Non-book retail display items are being imported
Problem
Sometimes records with the requisite fields (title, authors, publishers, publish_date, and source_records) are nonetheless not books, the title will contain strong evidence of this. Consider the following recent imports:
- https://openlibrary.org/works/OL39115273W/Rose_Madder_24cc_Dumpbin
- https://openlibrary.org/works/OL39112422W/Bag_of_Bones_18_Copy_Bin
- https://openlibrary.org/works/OL39113050W/Wizard_and_Glass_Poster
- https://openlibrary.org/works/OL39112851W/Hammicks_2_for_%C3%9A10_48cc_King_Bin
- https://openlibrary.org/works/OL39112866W/Song_of_Susannah_18_Copy_Hardback_Bin
All meet the minimum criteria for import, and all are not books. "Bin", "dumpbin", "x copy", and "poster" are all terms for non-book display items.
Reproducing the bug
No response
Context
No response
Notes from this Issue's Lead
Proposal & constraints
It might be possible to use a regex or otherwise match the end of the title field to see if it ends in dumpbin, bin, or poster (note the leading space), but we'd want to ensure we don't block false positives.
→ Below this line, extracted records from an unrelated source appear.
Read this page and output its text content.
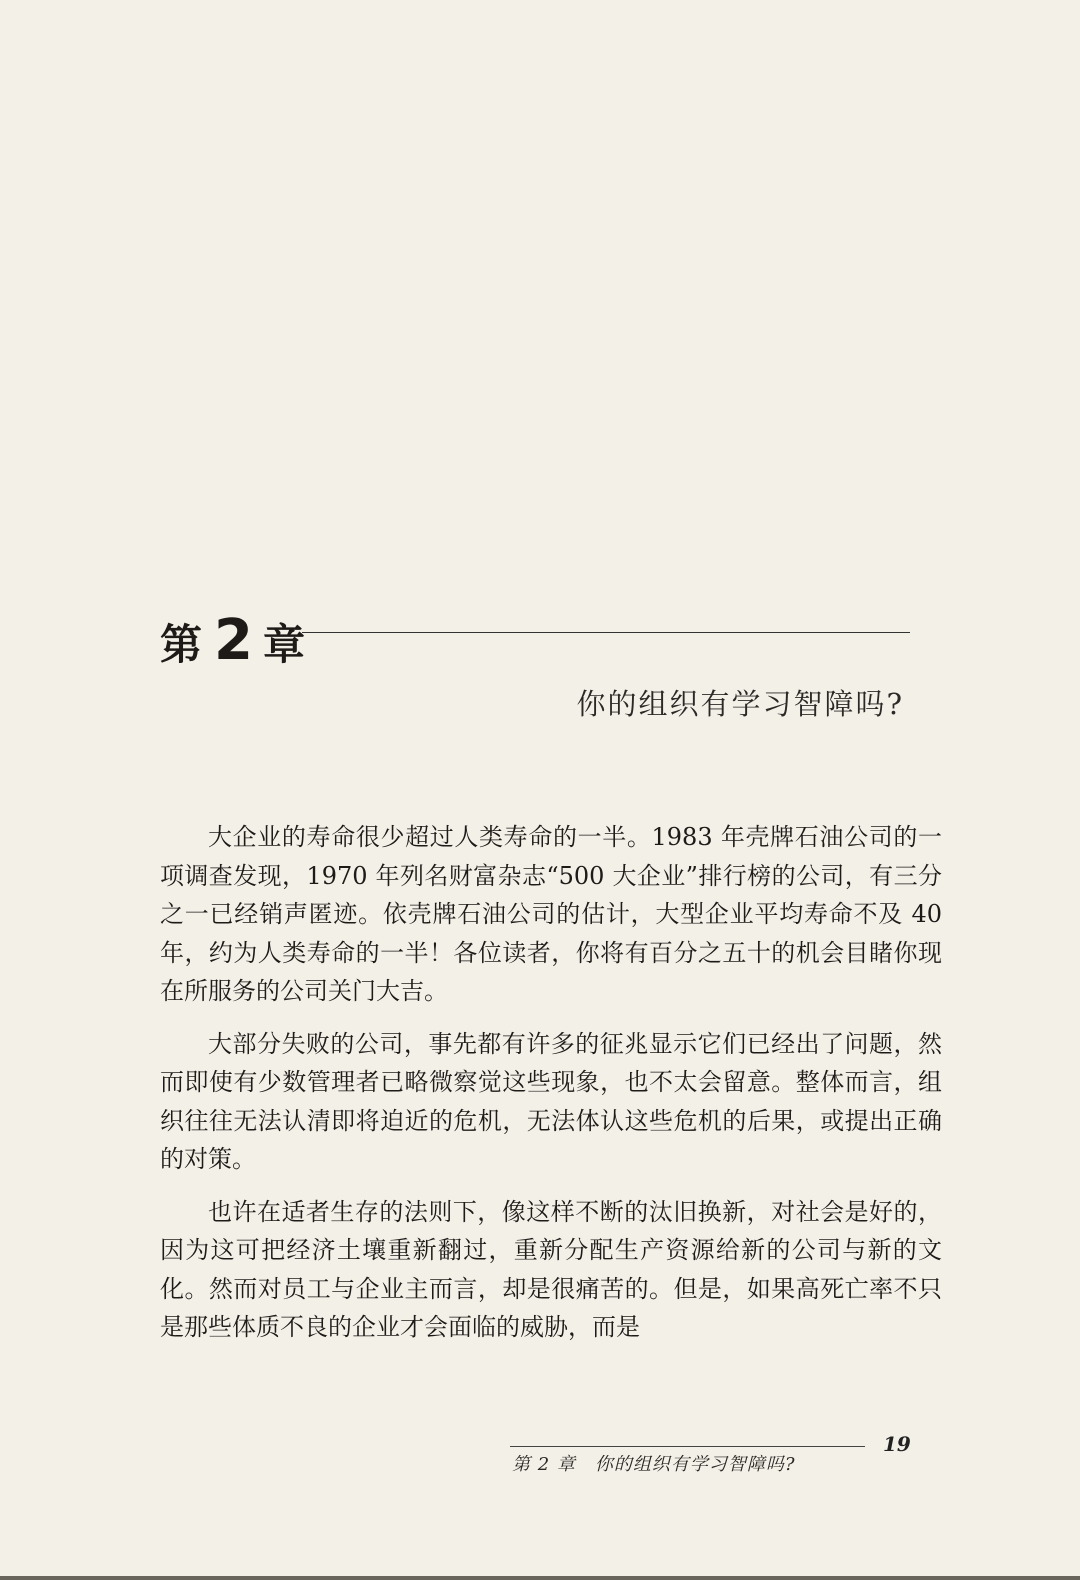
第 2 章
你的组织有学习智障吗?

大企业的寿命很少超过人类寿命的一半。1983 年壳牌石油公司的一项调查发现，1970 年列名财富杂志“500 大企业”排行榜的公司，有三分之一已经销声匿迹。依壳牌石油公司的估计，大型企业平均寿命不及 40 年，约为人类寿命的一半！各位读者，你将有百分之五十的机会目睹你现在所服务的公司关门大吉。

大部分失败的公司，事先都有许多的征兆显示它们已经出了问题，然而即使有少数管理者已略微察觉这些现象，也不太会留意。整体而言，组织往往无法认清即将迫近的危机，无法体认这些危机的后果，或提出正确的对策。

也许在适者生存的法则下，像这样不断的汰旧换新，对社会是好的，因为这可把经济土壤重新翻过，重新分配生产资源给新的公司与新的文化。然而对员工与企业主而言，却是很痛苦的。但是，如果高死亡率不只是那些体质不良的企业才会面临的威胁，而是

第 2 章　你的组织有学习智障吗?
19
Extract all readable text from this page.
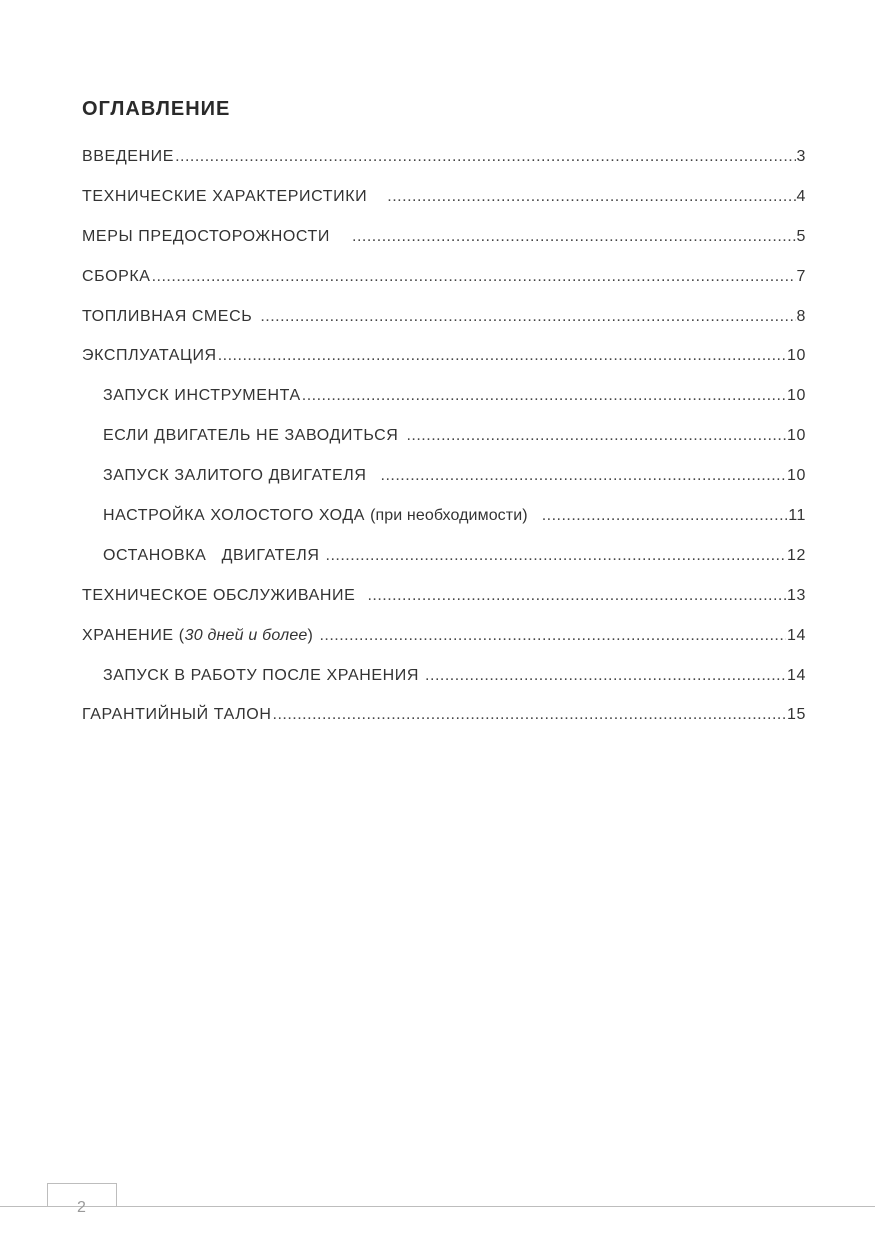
ОГЛАВЛЕНИЕ
ВВЕДЕНИЕ .....	3
ТЕХНИЧЕСКИЕ ХАРАКТЕРИСТИКИ .....	4
МЕРЫ ПРЕДОСТОРОЖНОСТИ .....	5
СБОРКА .....	7
ТОПЛИВНАЯ СМЕСЬ .....	8
ЭКСПЛУАТАЦИЯ .....	10
ЗАПУСК ИНСТРУМЕНТА .....	10
ЕСЛИ ДВИГАТЕЛЬ НЕ ЗАВОДИТЬСЯ .....	10
ЗАПУСК ЗАЛИТОГО ДВИГАТЕЛЯ .....	10
НАСТРОЙКА ХОЛОСТОГО ХОДА (при необходимости) .....	11
ОСТАНОВКА   ДВИГАТЕЛЯ .....	12
ТЕХНИЧЕСКОЕ ОБСЛУЖИВАНИЕ .....	13
ХРАНЕНИЕ (30 дней и более) .....	14
ЗАПУСК В РАБОТУ ПОСЛЕ ХРАНЕНИЯ .....	14
ГАРАНТИЙНЫЙ ТАЛОН .....	15
2
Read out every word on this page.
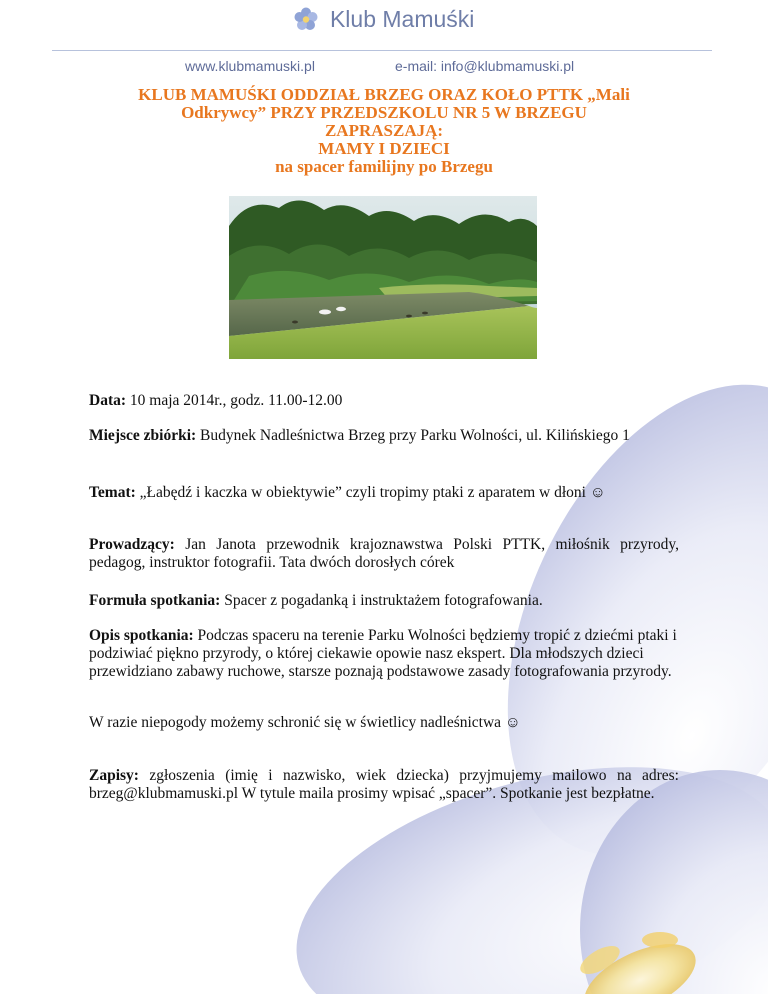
Klub Mamuśki
www.klubmamuski.pl	e-mail: info@klubmamuski.pl
KLUB MAMUŚKI ODDZIAŁ BRZEG ORAZ KOŁO PTTK „Mali
Odkrywcy” PRZY PRZEDSZKOLU NR 5 W BRZEGU
ZAPRASZAJĄ:
MAMY I DZIECI
na spacer familijny po Brzegu
Data: 10 maja 2014r., godz. 11.00-12.00
Miejsce zbiórki: Budynek Nadleśnictwa Brzeg przy Parku Wolności, ul. Kilińskiego 1
Temat: „Łabędź i kaczka w obiektywie” czyli tropimy ptaki z aparatem w dłoni ☺
Prowadzący: Jan Janota przewodnik krajoznawstwa Polski PTTK, miłośnik przyrody, pedagog, instruktor fotografii. Tata dwóch dorosłych córek
Formuła spotkania: Spacer z pogadanką i instruktażem fotografowania.
Opis spotkania: Podczas spaceru na terenie Parku Wolności będziemy tropić z dziećmi ptaki i podziwiać piękno przyrody, o której ciekawie opowie nasz ekspert. Dla młodszych dzieci przewidziano zabawy ruchowe, starsze poznają podstawowe zasady fotografowania przyrody.
W razie niepogody możemy schronić się w świetlicy nadleśnictwa ☺
Zapisy: zgłoszenia (imię i nazwisko, wiek dziecka) przyjmujemy mailowo na adres: brzeg@klubmamuski.pl W tytule maila prosimy wpisać „spacer”. Spotkanie jest bezpłatne.
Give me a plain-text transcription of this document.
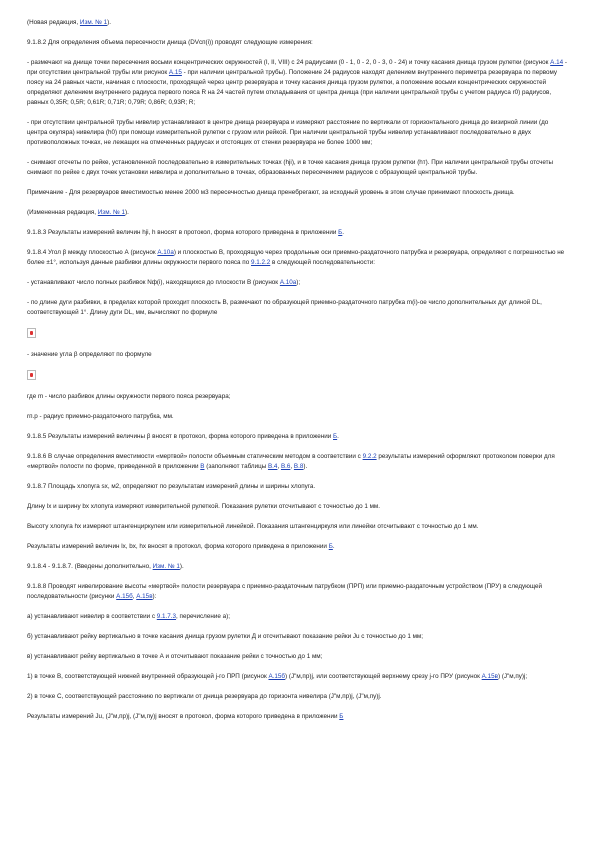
(Новая редакция, Изм. № 1).

9.1.8.2 Для определения объема пересечности днища (DVсп(i)) проводят следующие измерения:

- размечают на днище точки пересечения восьми концентрических окружностей (I, II, VIII) с 24 радиусами (0 - 1, 0 - 2, 0 - 3, 0 - 24) и точку касания днища грузом рулетки (рисунок А.14 - при отсутствии центральной трубы или рисунок А.15 - при наличии центральной трубы). Положение 24 радиусов находят делением внутреннего периметра резервуара по первому поясу на 24 равных части, начиная с плоскости, проходящей через центр резервуара и точку касания днища грузом рулетки, а положение восьми концентрических окружностей определяют делением внутреннего радиуса первого пояса R на 24 частей путем откладывания от центра днища (при наличии центральной трубы с учетом радиуса r0) радиусов, равных 0,35R; 0,5R; 0,61R; 0,71R; 0,79R; 0,86R; 0,93R; R;

- при отсутствии центральной трубы нивелир устанавливают в центре днища резервуара и измеряют расстояние по вертикали от горизонтального днища до визирной линии (до центра окуляра) нивелира (h0) при помощи измерительной рулетки с грузом или рейкой. При наличии центральной трубы нивелир устанавливают последовательно в двух противоположных точках, не лежащих на отмеченных радиусах и отстоящих от стенки резервуара не более 1000 мм;

- снимают отсчеты по рейке, установленной последовательно в измерительных точках (hji), и в точке касания днища грузом рулетки (hт). При наличии центральной трубы отсчеты снимают по рейке с двух точек установки нивелира и дополнительно в точках, образованных пересечением радиусов с образующей центральной трубы.

Примечание - Для резервуаров вместимостью менее 2000 м3 пересечностью днища пренебрегают, за исходный уровень в этом случае принимают плоскость днища.

(Измененная редакция, Изм. № 1).

9.1.8.3 Результаты измерений величин hji, h вносят в протокол, форма которого приведена в приложении Б.

9.1.8.4 Угол β между плоскостью А (рисунок А.10а) и плоскостью В, проходящую через продольные оси приемно-раздаточного патрубка и резервуара, определяют с погрешностью не более ±1°, используя данные разбивки длины окружности первого пояса по 9.1.2.2 в следующей последовательности:

- устанавливают число полных разбивок Nф(i), находящихся до плоскости В (рисунок А.10а);

- по длине дуги разбивки, в пределах которой проходит плоскость В, размечают по образующей приемно-раздаточного патрубка m(i)-ое число дополнительных дуг длиной DL, соответствующей 1°. Длину дуги DL, мм, вычисляют по формуле

- значение угла β определяют по формуле

где m - число разбивок длины окружности первого пояса резервуара;

rп.р - радиус приемно-раздаточного патрубка, мм.

9.1.8.5 Результаты измерений величины β вносят в протокол, форма которого приведена в приложении Б.

9.1.8.6 В случае определения вместимости «мертвой» полости объемным статическим методом в соответствии с 9.2.2 результаты измерений оформляют протоколом поверки для «мертвой» полости по форме, приведенной в приложении В (заполняют таблицы В.4, В.6, В.8).

9.1.8.7 Площадь хлопуга sx, м2, определяют по результатам измерений длины и ширины хлопуга.

Длину lx и ширину bx хлопуга измеряют измерительной рулеткой. Показания рулетки отсчитывают с точностью до 1 мм.

Высоту хлопуга hx измеряют штангенциркулем или измерительной линейкой. Показания штангенциркуля или линейки отсчитывают с точностью до 1 мм.

Результаты измерений величин lx, bx, hx вносят в протокол, форма которого приведена в приложении Б.

9.1.8.4 - 9.1.8.7. (Введены дополнительно, Изм. № 1).

9.1.8.8 Проводят нивелирование высоты «мертвой» полости резервуара с приемно-раздаточным патрубком (ПРП) или приемно-раздаточным устройством (ПРУ) в следующей последовательности (рисунки А.15б, А.15в):

а) устанавливают нивелир в соответствии с 9.1.7.3, перечисление а);

б) устанавливают рейку вертикально в точке касания днища грузом рулетки Д и отсчитывают показание рейки Ju с точностью до 1 мм;

в) устанавливают рейку вертикально в точке А и отсчитывают показание рейки с точностью до 1 мм;

1) в точке В, соответствующей нижней внутренней образующей j-го ПРП (рисунок А.15б) (J"м,пр)ј, или соответствующей верхнему срезу j-го ПРУ (рисунок А.15в) (J"м,пу)ј;

2) в точке С, соответствующей расстоянию по вертикали от днища резервуара до горизонта нивелира (J"м,пр)ј, (J"м,пу)ј.

Результаты измерений Ju, (J"м,пр)ј, (J"м,пу)ј вносят в протокол, форма которого приведена в приложении Б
Perhaps as a test it would be possible to parse the Works dump, available at https://openlibrary.org/developers/dumps, do a basic analysis to see what would be block from import this basic title search.
Directions for importing books locally can be found at https://github.com/internetarchive/openlibrary/wiki/Developer's-Guide-to-Data-Importing, but as a threshold matter it likely makes sense to test out the proposed solution using the data dump before implementing any solution in the Open Library code base.
Related files
Stakeholders
@seabelis
Instructions for Contributors
- Please run these commands to ensure your repository is up to date before creating a new branch to work on this issue and each time after pushing code to Github, because the pre-commit bot may add commits to your PRs upstream.
"prepack" is another term to potentially block.
In the source data which is being imported there is some code to check the format:
https://github.com/internetarchive/openlibrary/blob/0293aca7ff55134807572a7e256987de537292be/scripts/partner_batch_imports.py#L112-L116
and
https://github.com/internetarchive/openlibrary/blob/0293aca7ff55134807572a7e256987de537292be/scripts/partner_batch_imports.py#L162-L164
Is there any way these records can be traced back to the source data and find the primary_format used? There maybe some other codes that should be added to that non-book list.
I think the solution may be extending the https://github.com/internetarchive/openlibrary/blob/master/scripts/partner_batch_imports.py#L237 quality checks for the partner imports that run monthly the ~15th.
You should be able to find the data via archive.org items referenced in olsystem etl and ol-home0:/1/
from looking at one data file, there were 264 titles containing "Dumpbin". Most of them were marked as 'Trade Paper'. 3 were marked as e-books.... so that kills my idea of having a format accept-list rather than the current NONBOOK reject list.
The data is not accurately annotated to be clear about what kind of item is being imported, which is disappointing.